C’est ce qu’indique un rapport de l’agence de notation Standard & Poor's (S&P) publié le 4 décembre 2017. 

Passant les économies des pays de la zone franc enclines à une conjoncture particulièrement difficiles depuis près de trois ans, l’agence de notation américaine dresse le scenario d’une situation peu reluisante.

A propos de la zone CEMAC, S&P indique que cette sous-région, très dépendante des recettes pétrolières est exposée à des pressions importantes depuis la forte chute des cours pétroliers en 2014. En conséquence, les termes de l'échange se sont considérablement détériorés.
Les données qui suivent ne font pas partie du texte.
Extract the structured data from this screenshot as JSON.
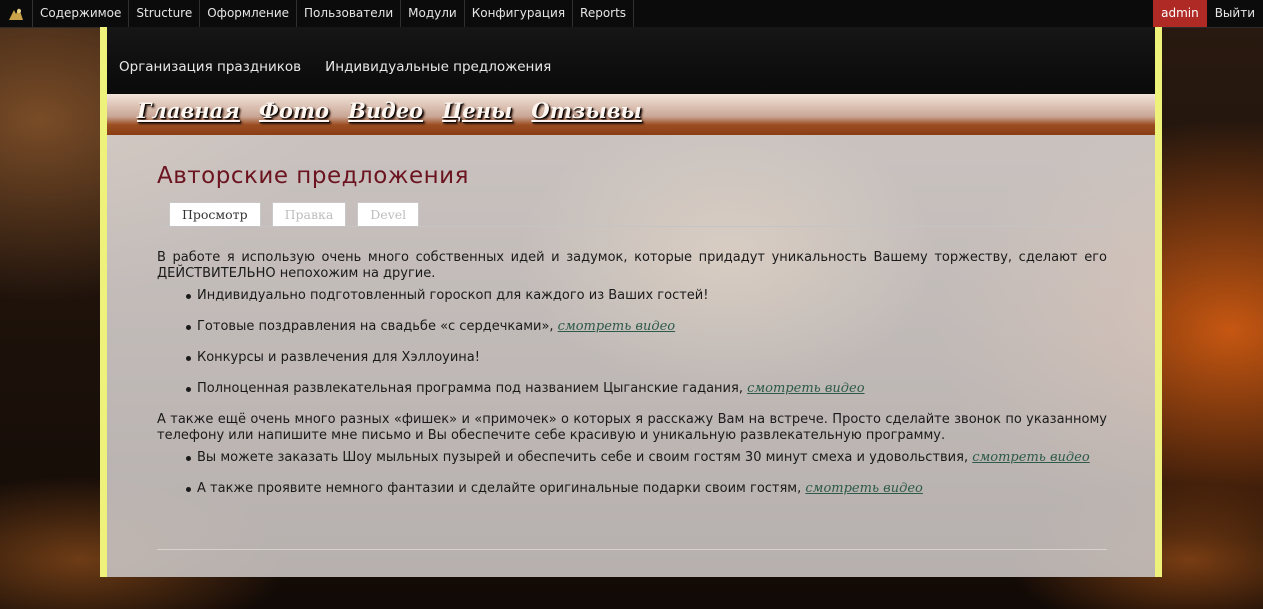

Par ailleurs, entre 2013 et 2016, les déficits des transactions courantes et budgétaires sont respectivement passés de 1% à 9% et de 3% à 7%.

S’agissant des déficits des transactions courantes, elles ont été́ principalement financées par les réserves de change, qui sont passées de 9 900 milliards FCFA à 2 875 milliards FCFA, sur la même période.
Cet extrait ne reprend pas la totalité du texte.